そして、「他地域からの転入してきた新しい住民にも地域を身近に感じてもらおうと、各商店街で、盆踊りや阿波踊り、サンバカーニバル、縁日といった数々のお祭りイベントを実施しています。ここでも工夫を凝らして、『新住民のみなさんにイベント運営に参加していただきたい』と提案しています。」地域イベントに気軽に参加できる場を商店街が率先して作り、そこに新住民の方々も加わって、一緒に地域を盛り上げてもらう・・・。そんな素敵な〝地域密着〟の試みを実践しています。
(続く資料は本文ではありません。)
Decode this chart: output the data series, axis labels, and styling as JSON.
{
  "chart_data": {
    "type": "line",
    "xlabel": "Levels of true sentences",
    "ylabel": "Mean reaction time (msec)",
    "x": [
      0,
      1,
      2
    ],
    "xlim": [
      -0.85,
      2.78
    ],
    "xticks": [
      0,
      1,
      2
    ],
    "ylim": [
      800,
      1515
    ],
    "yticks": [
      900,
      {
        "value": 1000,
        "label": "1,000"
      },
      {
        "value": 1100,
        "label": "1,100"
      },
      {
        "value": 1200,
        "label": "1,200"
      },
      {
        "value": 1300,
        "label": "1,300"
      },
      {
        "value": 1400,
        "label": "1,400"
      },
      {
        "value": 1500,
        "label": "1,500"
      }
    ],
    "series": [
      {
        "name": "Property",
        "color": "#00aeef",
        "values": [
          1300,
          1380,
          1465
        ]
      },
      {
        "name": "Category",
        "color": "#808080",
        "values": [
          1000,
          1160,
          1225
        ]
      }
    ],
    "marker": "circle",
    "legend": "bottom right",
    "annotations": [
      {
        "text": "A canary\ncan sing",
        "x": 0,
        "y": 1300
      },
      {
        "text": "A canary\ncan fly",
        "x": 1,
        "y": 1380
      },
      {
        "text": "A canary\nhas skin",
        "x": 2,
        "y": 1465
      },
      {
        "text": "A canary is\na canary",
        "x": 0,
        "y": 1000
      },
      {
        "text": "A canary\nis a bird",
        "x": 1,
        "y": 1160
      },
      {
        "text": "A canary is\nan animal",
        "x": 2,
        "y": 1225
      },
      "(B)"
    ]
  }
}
これらの商店街活性化の提案の例を見ると、商店街でお金を使ってもらうことよりも、「地域の人々の温かな繋がり」を第一に考えていることが伝わってきます。これこそが、鳥海さんが昔から大切にしてきたこと。「人の温かさと、人の輪による和みが、商店街の良さ。みんなが楽しく、心からホッとできる商店街であり続けたいですね」と、鳥海さんは笑顔で語ります。
こうした鳥海さんの思いが連合会の隅々にまで浸透しているのは、鳥海さんの人柄に他なりません。「今の自分があるのは、荒川区商店街連合会をはじめとする周りのみなさんのおかげ。この幸せに、本当に感謝しています」と鳥海さん。
そんな鳥海さんについて、荒川区商店街連合会の会員の方によると「鳥海さんには、商店街のみんなが本当にお世話になっています。鳥海さんは、裏表なく、どんな人にも同じように接してくれます。そして損得なく、いつも周りが良くなるように気を遣い、力を尽くしてくれます。」
鳥海さんが信念にもしている感謝の思いは、連合会のみなさんに伝わり、それが輪になって繋がっています。
そんな素敵な〝幸せの輪〟があるからこそ、荒川区商店街連合会は鳥海さんのもとで一丸となり、活性化に向けて邁進できるのです。だからこそ、荒川区の商店街はいつも地域の人々の笑顔に溢れているのではないでしょうか。